To what extent have the imports dropped after the restrictions were imposed? And in which segment?
The restrictions came into effect only in June 2020, so it is too early to evaluate the impact, especially when the market is still not fully functional because of the pandemic. So, we have to wait to assess their impact.
Has the capacity utilisation of domestic players increased because of these restrictions?
Considering the impact of Covid-19 on the manufacturing sector, particularly the automobile sector, the capacity utilisation has been low. The gradual ramp up of production has only just begun with markets opening up. Currently, we have crossed 70 per cent capacity utilisation and expect to improve it further in the coming months. Hence, at this point, the impact of restrictions cannot be assessed. However, this step will certainly help improve the capacity utilisation.
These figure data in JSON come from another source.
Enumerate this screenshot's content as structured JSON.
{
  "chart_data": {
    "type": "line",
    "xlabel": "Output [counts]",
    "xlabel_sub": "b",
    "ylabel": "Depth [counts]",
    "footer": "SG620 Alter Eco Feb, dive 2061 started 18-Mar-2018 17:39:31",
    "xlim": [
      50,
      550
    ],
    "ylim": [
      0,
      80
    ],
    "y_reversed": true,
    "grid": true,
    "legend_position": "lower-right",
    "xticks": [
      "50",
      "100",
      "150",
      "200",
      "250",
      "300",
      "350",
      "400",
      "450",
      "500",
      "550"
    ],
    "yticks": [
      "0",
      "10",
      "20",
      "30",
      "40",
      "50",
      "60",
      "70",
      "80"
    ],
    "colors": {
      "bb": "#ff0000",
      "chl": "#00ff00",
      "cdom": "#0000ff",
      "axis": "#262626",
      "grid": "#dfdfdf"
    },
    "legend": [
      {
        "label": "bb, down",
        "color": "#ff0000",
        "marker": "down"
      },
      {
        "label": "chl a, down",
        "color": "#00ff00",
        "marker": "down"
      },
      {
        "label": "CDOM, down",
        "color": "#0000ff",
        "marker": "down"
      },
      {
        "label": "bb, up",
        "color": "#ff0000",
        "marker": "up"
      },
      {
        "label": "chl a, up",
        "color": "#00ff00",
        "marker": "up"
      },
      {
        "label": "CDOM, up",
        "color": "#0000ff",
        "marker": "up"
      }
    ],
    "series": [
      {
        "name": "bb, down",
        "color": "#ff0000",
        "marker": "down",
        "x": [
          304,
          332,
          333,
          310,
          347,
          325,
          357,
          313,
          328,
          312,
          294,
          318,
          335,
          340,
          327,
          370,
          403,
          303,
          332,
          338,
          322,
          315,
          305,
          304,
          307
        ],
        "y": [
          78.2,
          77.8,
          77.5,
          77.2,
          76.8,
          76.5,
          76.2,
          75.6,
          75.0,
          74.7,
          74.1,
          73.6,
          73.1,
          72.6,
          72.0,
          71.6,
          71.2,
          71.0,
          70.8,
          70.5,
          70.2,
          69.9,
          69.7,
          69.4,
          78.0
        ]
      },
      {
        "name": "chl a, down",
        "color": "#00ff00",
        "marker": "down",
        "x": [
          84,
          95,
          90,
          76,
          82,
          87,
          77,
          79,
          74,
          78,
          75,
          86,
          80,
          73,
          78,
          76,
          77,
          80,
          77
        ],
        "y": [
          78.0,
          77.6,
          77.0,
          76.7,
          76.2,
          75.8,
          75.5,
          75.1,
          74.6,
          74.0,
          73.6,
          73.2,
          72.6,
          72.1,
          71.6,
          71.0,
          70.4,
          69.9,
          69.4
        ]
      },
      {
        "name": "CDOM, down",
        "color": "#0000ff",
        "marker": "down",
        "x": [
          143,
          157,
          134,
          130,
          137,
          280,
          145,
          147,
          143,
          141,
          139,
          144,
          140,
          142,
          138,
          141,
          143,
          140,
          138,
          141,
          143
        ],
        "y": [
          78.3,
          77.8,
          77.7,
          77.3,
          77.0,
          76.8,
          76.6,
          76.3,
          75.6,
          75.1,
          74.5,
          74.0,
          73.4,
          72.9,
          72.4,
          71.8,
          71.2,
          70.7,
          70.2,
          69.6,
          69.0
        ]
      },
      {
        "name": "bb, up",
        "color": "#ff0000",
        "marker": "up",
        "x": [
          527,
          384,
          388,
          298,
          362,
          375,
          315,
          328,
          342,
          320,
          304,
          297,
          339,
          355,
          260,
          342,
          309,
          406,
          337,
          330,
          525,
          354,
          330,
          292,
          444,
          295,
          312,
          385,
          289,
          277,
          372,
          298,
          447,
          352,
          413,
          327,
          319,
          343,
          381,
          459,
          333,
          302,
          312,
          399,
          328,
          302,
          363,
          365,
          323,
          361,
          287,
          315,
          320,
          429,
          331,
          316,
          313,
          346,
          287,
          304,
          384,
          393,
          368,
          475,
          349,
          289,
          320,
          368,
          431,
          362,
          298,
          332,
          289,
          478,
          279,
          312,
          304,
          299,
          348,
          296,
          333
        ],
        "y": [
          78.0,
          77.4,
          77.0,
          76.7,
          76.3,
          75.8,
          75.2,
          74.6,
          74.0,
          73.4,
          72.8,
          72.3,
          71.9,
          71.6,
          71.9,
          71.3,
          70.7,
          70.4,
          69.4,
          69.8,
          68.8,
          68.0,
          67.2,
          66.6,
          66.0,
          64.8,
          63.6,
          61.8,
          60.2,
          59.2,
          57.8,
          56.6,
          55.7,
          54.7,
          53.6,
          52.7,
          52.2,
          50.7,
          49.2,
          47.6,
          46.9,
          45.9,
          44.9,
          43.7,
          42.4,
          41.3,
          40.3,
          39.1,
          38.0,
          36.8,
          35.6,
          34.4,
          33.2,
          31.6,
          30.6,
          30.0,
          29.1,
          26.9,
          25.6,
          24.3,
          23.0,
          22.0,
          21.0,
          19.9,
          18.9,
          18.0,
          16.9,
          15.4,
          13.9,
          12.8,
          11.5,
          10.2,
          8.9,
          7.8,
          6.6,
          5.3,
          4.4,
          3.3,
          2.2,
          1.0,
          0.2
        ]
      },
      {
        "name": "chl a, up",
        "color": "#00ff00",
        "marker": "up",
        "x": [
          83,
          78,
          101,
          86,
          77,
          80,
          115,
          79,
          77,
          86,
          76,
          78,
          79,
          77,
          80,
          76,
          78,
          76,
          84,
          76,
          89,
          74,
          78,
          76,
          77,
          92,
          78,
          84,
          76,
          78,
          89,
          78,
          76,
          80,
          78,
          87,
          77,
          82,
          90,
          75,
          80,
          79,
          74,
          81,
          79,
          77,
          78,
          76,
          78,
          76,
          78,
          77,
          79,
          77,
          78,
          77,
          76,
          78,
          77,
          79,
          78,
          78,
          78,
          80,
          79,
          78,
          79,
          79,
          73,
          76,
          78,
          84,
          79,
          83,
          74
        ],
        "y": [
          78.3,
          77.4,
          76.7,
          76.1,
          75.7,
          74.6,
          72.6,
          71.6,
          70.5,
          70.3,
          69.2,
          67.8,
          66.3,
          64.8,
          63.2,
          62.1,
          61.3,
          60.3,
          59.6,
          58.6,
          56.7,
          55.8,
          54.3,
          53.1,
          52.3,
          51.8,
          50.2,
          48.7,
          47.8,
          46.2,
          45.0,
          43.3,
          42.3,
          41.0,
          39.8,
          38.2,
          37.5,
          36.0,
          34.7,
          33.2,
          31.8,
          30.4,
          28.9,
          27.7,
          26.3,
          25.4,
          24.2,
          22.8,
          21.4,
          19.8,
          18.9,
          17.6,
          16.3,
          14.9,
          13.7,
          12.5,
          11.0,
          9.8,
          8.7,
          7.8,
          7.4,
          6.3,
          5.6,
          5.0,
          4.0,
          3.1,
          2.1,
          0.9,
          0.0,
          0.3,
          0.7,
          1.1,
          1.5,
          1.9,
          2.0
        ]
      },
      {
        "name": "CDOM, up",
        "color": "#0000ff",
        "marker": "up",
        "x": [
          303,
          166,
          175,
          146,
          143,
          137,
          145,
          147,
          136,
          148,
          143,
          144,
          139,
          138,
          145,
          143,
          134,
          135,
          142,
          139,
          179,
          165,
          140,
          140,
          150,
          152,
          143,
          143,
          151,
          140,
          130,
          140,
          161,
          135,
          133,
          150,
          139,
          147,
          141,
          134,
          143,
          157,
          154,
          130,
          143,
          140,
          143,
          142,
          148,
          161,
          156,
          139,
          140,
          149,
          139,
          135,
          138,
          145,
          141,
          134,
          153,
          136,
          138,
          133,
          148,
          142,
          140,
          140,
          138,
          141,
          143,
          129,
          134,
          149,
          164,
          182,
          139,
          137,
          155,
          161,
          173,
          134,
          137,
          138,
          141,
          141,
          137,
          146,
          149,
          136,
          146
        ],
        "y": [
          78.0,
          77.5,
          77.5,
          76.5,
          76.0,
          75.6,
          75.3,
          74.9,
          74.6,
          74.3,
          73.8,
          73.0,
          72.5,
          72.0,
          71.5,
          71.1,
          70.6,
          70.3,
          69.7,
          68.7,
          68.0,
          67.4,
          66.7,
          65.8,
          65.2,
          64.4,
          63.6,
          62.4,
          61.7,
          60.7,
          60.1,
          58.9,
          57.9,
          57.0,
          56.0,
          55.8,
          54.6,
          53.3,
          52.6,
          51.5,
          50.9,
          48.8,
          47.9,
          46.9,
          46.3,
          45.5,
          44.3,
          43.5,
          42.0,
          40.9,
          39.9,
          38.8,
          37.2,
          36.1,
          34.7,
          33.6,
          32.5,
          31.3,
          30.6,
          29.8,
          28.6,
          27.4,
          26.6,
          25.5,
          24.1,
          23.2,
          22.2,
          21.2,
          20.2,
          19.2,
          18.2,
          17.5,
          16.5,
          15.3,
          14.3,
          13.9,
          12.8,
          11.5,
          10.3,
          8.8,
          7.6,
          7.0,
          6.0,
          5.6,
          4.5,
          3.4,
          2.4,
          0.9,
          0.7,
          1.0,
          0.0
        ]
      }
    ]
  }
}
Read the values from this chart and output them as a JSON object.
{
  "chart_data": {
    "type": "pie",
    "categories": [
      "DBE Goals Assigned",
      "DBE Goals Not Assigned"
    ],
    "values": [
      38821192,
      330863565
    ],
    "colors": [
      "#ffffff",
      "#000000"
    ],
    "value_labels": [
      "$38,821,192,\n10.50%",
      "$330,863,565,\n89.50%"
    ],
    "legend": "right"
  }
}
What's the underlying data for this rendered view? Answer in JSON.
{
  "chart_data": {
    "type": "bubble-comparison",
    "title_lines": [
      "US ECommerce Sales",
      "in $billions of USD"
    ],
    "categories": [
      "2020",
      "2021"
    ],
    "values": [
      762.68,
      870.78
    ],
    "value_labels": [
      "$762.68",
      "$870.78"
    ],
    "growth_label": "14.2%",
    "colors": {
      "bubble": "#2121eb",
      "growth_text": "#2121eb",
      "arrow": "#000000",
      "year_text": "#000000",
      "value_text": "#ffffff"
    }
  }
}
Is the demand back to last year's levels? The OEMs have said it is close to the July 2019 level.
July has definitely been better for the OEMs, and the momentum is expected to be sustained in the coming months. However, there might be a demand-supply mismatch due to the ongoing disruptions on the supply front. It would be fair to wait and watch for the next few weeks to make a realistic assessment. At JK Tyre, we are closely monitoring the situation and are aiming to achieve 80 per cent of our pre-Covid production levels by the end of this quarter.
How have you realigned your priorities for this quarter?
We will continue to expand our stronghold in the replacement market, across passenger vehicles, as also for commercial and two and three-wheelers. Exports also continue to be our focus as we are receiving a promising response from the United States and Latin America. Internally, the stabilisation of manufacturing operations remains a key priority, and we are hopeful of streamlining it in the near future.
Are you going ahead with your investment plans?
We have deferred our expansion plans for the present and will review them subsequently. Currently, we are prioritising capex for only the essentials. We will take a view after the market stabilises, when we can ascertain definite demand trends.